Karla Kizer said... (11/14/02 9:06 AM) Reply
I've experienced the same kind of problem in sleeveless garments, especially for my DD. Now I change the shape of the front armhole. I start at patterns's correct shoulder line and sketch in an armhole that shaves some width off the chest (about 1/4") and returns to the original pattern line just in time to go under the arm. The upper chest will appear narrower than the shoulders. I've always thought that her forward shoulders necessitated this change, but maybe not. I also cheat a bit with knits and place the CF of the top of the pattern just a little beyond the fabric fold when I cut, reducing the chest and neck width just a tiny bit at the CF. This combination of changes seems to work pretty well for DD.

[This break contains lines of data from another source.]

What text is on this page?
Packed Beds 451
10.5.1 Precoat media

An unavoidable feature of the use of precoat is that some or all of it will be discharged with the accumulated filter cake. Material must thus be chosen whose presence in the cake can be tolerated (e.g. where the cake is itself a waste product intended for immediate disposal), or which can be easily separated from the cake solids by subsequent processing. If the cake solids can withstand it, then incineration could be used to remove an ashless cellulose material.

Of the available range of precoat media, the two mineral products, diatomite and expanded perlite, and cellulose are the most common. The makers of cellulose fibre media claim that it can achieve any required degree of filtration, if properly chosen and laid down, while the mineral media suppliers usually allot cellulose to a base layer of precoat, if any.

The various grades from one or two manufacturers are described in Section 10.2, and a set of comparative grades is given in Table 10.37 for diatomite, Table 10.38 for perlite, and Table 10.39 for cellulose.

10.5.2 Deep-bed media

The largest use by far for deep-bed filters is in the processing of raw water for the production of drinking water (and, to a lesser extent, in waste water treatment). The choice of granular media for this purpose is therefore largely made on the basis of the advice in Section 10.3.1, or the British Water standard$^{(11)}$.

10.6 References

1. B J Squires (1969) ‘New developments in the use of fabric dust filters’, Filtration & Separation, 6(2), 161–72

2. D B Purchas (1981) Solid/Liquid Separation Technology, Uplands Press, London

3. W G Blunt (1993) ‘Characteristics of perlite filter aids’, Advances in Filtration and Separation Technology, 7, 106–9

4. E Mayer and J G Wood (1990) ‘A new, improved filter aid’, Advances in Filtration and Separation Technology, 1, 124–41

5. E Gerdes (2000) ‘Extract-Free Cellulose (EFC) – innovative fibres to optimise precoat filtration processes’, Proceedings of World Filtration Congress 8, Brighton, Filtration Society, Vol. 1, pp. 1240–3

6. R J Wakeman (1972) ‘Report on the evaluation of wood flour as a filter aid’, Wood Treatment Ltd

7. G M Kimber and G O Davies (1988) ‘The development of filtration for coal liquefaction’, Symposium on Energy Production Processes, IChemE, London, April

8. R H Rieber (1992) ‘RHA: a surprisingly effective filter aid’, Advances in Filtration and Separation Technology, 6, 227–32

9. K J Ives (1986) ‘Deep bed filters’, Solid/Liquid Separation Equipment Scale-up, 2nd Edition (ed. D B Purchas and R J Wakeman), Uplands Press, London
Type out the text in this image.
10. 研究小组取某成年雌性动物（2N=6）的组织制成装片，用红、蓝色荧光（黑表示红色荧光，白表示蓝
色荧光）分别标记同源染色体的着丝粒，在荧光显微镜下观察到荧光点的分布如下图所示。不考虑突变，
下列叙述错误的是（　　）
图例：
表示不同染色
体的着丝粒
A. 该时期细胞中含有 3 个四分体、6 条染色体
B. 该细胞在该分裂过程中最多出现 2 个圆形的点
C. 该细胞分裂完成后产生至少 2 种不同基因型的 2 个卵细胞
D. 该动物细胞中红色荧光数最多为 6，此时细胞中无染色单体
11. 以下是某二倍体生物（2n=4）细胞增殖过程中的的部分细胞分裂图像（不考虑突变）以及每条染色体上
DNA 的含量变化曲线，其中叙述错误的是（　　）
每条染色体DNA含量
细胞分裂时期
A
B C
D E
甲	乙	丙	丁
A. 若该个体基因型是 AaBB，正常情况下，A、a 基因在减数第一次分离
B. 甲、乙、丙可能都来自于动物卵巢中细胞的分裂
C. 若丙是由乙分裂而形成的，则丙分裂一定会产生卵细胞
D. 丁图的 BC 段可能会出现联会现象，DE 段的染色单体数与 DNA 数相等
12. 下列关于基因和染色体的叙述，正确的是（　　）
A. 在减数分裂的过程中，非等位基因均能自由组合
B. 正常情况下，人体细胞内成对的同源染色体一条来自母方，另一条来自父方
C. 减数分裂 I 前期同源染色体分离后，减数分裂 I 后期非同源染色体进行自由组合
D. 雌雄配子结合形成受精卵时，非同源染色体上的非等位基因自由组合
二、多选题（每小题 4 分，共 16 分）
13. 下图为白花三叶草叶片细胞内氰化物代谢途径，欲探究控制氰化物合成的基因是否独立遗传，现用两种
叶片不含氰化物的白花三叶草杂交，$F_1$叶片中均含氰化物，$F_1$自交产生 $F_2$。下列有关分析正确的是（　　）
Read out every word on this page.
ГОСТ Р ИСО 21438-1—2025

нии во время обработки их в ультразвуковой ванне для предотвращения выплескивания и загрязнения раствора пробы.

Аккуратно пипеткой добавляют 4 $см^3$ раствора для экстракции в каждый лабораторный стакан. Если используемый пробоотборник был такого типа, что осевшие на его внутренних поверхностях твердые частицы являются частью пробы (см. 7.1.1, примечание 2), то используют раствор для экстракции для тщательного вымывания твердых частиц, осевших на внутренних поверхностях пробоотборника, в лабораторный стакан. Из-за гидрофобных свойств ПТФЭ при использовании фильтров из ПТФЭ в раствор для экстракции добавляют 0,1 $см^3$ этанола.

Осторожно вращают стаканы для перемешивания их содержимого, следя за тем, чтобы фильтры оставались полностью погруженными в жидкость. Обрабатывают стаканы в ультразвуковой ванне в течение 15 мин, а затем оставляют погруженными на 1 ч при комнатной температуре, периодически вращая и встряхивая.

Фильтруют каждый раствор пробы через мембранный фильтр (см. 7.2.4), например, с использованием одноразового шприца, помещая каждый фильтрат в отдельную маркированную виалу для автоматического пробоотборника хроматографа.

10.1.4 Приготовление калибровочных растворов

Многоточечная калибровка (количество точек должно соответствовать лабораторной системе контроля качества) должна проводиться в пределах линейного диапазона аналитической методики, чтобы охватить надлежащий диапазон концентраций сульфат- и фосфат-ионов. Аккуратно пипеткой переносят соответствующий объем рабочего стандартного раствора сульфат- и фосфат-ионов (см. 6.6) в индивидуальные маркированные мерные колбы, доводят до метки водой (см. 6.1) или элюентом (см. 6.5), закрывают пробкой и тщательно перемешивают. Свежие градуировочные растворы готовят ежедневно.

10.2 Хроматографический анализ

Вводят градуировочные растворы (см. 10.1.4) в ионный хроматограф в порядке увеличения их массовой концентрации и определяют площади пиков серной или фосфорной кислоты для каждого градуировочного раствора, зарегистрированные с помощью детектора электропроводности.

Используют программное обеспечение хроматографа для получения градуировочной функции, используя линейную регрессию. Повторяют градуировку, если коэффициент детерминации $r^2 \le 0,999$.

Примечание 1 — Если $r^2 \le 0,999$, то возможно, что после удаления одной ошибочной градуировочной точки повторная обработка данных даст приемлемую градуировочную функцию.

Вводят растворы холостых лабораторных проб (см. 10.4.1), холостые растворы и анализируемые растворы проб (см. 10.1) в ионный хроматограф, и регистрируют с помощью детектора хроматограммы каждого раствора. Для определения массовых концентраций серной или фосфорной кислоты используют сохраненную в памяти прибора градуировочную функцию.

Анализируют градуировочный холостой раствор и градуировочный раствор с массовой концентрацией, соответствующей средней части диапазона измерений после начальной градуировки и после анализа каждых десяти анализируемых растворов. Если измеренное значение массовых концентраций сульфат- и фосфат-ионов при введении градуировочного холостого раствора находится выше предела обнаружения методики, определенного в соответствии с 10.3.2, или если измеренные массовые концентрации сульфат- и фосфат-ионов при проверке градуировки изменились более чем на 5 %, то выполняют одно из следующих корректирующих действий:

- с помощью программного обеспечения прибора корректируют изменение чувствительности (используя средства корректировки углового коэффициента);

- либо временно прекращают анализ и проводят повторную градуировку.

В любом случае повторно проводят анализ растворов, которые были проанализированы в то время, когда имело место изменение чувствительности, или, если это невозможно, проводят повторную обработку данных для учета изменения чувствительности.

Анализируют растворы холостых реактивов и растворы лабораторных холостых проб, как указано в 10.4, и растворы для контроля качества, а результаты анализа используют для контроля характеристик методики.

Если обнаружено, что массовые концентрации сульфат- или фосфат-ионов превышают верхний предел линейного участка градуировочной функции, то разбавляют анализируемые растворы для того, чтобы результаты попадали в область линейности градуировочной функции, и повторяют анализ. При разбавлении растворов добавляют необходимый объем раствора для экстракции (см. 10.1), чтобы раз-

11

Sandra said... (11/14/02 0:51 AM) Reply
Wow, that does seem like a versatile pattern! You choose really pretty fabrics, Rustybobn.
Margaret said... (11/13/02 11:41 PM) Reply
Interesting fitting problems--I hope you will find a way to fix them. Maybe some extra width is useful for you (Rustybobn) in wovens but excessive in knits? Just an idea, I'm definitely not an experienced fitting person. Thanks for the informative review, and thanks, Betty, for the comment about the different methods.
Everyday Sewist said... (11/13/02 5:16 PM) Reply
Rustybobn, about the extra fabric around the armhole/chest: I've had this problem using Nancy Zieman's method also. I had slightly better luck using Sandra Betzina's method in _Fast Fit_. However, both methods seem to add fabric in the upper chest area which I don't need. I just got the book _Fit for Real People_ where the bust alteration does not seem to add any width in the upper chest. I plan to try it out. Also, after recently making a sloper I realized I need to adjust for sloping shoulders and increase the bust dart. This also got rid of the wrinkles. I don't know if these are issues for you, just some ideas.